La marque Sila a été créée par Iriana Ekasari. Dans un exposé présenté à son ancienne université, l’Institut Pertanian Bogor, elle a souligné que pour renforcer l’incidence économique de la production agricole, la réussite devait se faire “en aval”, sur le marché. Les matières premières doivent être associées à une marque, protégées par la propriété intellectuelle et exploitées de manière à ce que le produit, les services et la relation avec les consommateurs s’intègrent tous au sein d’un produit de valeur. Pour Mme Ekasari, la marque de thé Sila a vocation à produire de la valeur et à proposer des produits susceptibles d’intéresser le public. “Notre vision est de faire du thé Sila le thé le plus recherché en Indonésie en raison de sa qualité exceptionnelle. Son arôme et sa forte teneur en antioxydants sont les principaux attraits de ce thé”, dit-elle.

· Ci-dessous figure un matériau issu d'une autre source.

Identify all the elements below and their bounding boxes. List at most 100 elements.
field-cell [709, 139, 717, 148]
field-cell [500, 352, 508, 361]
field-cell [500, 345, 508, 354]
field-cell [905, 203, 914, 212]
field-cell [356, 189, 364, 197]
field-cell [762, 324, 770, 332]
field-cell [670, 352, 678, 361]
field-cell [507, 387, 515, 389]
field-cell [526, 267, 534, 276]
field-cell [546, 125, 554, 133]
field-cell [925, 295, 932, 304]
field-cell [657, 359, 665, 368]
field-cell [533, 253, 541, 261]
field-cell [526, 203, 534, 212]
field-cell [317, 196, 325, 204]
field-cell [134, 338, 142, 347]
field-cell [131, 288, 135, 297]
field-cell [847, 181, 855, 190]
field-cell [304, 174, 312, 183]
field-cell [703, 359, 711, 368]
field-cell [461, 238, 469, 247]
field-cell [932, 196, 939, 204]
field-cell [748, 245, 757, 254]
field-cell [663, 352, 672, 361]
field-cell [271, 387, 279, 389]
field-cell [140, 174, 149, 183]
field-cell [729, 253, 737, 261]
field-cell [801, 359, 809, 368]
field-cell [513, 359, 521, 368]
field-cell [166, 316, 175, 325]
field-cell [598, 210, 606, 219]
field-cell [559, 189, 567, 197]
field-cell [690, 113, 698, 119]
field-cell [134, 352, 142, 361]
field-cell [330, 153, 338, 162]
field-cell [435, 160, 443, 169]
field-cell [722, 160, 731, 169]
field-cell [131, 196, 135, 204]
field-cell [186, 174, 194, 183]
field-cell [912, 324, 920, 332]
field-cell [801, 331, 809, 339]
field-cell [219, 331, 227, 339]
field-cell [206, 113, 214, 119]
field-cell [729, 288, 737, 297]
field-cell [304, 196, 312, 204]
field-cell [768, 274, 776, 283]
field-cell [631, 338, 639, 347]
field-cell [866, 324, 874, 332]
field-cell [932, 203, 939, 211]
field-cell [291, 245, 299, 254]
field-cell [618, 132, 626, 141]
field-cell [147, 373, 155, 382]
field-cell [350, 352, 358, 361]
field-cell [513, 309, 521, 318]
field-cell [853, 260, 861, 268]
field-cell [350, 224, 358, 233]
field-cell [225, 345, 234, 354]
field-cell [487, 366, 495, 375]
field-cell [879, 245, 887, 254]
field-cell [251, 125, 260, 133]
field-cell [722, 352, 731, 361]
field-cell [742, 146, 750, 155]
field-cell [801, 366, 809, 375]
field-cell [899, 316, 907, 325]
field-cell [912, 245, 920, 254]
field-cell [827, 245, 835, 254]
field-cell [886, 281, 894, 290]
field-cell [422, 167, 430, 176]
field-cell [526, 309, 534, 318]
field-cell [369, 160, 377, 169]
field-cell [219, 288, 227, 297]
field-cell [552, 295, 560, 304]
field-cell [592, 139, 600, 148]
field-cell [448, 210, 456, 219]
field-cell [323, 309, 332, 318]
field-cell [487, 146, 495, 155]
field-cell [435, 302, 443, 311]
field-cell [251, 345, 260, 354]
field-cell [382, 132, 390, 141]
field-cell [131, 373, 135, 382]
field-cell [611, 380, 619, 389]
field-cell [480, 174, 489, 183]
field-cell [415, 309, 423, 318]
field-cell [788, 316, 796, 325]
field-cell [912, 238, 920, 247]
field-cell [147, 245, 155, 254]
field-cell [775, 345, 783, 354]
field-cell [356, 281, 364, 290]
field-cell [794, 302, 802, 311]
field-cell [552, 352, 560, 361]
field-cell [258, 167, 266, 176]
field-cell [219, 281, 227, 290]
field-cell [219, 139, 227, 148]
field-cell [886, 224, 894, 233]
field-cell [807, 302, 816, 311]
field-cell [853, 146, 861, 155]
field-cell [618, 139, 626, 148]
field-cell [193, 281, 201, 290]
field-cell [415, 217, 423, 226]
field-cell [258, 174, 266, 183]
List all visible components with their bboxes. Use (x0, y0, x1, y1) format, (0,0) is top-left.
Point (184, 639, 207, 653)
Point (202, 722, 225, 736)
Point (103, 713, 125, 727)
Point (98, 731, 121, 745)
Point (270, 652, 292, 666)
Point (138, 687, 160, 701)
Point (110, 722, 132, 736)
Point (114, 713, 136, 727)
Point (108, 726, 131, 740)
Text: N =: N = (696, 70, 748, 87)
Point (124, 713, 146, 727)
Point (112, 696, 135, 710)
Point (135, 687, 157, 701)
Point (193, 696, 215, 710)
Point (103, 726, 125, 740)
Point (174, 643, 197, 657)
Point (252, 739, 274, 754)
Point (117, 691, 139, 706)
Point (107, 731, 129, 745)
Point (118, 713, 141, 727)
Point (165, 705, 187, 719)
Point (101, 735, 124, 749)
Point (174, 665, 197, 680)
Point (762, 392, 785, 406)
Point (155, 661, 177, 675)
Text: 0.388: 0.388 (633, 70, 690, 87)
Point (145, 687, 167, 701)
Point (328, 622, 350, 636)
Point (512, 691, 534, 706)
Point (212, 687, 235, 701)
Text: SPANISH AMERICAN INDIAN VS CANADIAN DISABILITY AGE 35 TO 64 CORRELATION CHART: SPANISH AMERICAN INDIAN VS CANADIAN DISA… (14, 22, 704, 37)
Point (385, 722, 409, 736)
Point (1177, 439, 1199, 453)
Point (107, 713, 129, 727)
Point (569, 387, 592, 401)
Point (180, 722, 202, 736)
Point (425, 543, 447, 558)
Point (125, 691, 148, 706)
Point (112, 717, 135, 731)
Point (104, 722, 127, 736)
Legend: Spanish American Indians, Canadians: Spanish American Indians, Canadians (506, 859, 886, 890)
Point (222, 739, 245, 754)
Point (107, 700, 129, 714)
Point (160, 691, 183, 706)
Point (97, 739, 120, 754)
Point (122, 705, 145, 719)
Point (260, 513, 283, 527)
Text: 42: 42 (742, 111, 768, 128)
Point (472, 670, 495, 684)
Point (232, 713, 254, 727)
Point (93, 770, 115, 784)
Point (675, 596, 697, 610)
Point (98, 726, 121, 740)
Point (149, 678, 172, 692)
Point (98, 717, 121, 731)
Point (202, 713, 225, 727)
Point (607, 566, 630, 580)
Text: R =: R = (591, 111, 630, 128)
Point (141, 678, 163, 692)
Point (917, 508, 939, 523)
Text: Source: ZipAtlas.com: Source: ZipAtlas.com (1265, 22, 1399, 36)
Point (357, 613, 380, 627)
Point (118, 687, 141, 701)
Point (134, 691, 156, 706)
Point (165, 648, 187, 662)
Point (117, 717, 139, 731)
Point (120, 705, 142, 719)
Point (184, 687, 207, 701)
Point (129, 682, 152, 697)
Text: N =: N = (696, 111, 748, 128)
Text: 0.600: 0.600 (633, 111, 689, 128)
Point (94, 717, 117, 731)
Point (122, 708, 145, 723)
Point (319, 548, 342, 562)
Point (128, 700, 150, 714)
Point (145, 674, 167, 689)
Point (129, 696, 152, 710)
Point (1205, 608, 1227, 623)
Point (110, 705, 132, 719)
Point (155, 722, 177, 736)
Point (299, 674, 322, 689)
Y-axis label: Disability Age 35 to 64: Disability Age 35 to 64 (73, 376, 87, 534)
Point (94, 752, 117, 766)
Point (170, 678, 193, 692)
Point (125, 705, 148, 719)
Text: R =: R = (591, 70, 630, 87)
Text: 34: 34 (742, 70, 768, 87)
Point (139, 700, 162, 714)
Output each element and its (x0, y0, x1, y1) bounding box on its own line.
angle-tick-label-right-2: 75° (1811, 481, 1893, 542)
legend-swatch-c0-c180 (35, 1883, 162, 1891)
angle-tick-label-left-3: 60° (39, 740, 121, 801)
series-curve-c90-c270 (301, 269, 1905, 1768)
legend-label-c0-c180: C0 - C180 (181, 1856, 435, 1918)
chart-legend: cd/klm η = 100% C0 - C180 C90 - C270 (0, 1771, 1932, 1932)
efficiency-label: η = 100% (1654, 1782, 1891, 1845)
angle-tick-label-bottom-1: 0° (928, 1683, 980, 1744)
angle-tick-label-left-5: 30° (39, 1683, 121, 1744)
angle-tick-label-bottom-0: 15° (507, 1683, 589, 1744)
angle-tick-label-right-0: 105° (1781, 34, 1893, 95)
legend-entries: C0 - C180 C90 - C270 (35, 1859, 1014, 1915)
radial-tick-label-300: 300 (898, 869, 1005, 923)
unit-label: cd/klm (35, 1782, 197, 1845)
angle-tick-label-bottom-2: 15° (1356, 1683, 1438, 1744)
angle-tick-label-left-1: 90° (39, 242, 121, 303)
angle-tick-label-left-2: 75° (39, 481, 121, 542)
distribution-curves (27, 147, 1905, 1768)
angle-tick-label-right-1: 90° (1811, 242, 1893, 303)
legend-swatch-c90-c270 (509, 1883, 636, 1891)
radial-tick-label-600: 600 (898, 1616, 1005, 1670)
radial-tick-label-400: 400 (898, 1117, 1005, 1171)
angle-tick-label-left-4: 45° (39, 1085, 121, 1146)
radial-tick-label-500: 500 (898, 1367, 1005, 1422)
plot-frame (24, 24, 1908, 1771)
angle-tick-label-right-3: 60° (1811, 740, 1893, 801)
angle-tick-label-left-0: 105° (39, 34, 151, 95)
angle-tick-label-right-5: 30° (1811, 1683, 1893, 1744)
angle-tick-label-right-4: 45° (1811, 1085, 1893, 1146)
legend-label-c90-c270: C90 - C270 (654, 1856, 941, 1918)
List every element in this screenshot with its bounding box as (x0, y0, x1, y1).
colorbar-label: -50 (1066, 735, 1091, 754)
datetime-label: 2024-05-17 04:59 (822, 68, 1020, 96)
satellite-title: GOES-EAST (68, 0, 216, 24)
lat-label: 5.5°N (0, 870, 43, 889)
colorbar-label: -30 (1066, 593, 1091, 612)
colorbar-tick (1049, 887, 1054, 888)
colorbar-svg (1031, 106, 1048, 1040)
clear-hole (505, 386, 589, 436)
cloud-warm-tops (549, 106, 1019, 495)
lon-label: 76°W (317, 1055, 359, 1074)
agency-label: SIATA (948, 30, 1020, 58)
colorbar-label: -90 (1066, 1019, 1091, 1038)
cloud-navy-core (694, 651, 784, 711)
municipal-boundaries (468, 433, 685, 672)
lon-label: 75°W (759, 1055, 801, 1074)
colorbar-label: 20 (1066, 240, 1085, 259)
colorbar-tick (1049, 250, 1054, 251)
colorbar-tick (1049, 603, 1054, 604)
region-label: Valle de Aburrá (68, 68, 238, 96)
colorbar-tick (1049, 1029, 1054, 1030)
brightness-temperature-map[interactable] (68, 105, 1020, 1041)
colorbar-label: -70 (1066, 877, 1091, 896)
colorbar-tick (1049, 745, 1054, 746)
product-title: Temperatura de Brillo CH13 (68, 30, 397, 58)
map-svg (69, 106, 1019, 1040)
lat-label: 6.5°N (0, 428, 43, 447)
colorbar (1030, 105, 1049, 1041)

Le thé Sila peut accompagner les amateurs de thé à travers quatre moments, à savoir le moment paix et bonheur, le moment calme et relaxation, le moment aventure et plaisir et le moment convivialité à la montagne.
La marque et le salon de thé Sila sont un excellent exemple de petite entreprise durable qui transforme un produit ordinaire local en un précieux actif. C’est même plus que cela. Si Mme Ekasari a raison, elle et sa marque Sila peuvent faire rêver un public mondial. Elle sait que le potentiel de Sila ne se limite pas au Salak. Le thé séduit une grande variété de consommateurs. Les amateurs “traditionnels” d’Europe et d’Asie en consomment des litres. Mais de nouveaux marchés s’intéressant aux vertus sanitaires et nutritionnelles du thé, à sa capacité de s’implanter sur le marché des boissons non alcoolisées et, au-delà, à son potentiel exclusif, sont en train de se développer. Et comme nous l’avons vu, la valeur du marché mondial devrait augmenter de 50% au cours des cinq prochaines années. Le constat que fait Mme Ekasari quant à l’importance d’ajouter de la valeur aux produits dans les régions où ils sont cultivés nous renvoie au processus de transformation que peut apporter la création d’une marque.
En 2021, Mme Ekasari a présenté le meilleur de la production indonésienne de thé à la World Tea Expo qui s’est tenue à Las Vegas, Nevada, aux États-Unis d’Amérique. C’était sa première exposition internationale, et l’intérêt suscité par le thé Sila donne à penser que son intuition a été la bonne. Le thé Sila, et le thé indonésien en général, peuvent se développer, valoriser un patrimoine et un terroir, et créer des occasions de se rencontrer. Pour Mme Ekasari, la chose la plus importante à ramener de sa visite dans le Nevada était, comme toujours, une observation. La prochaine pièce du puzzle à assembler pour construire la marque (après sa création et sa commercialisation, l’ajout de services et d’un emplacement, et la création d’une identité et d’une communauté) consistera à se présenter aux acheteurs potentiels et à les convaincre, en mettant le Tea Headquarter, Bogor et le thé indonésien à la portée des consommateurs du monde entier. Compte tenu de ses antécédents, ce sera pour elle la partie la plus facile.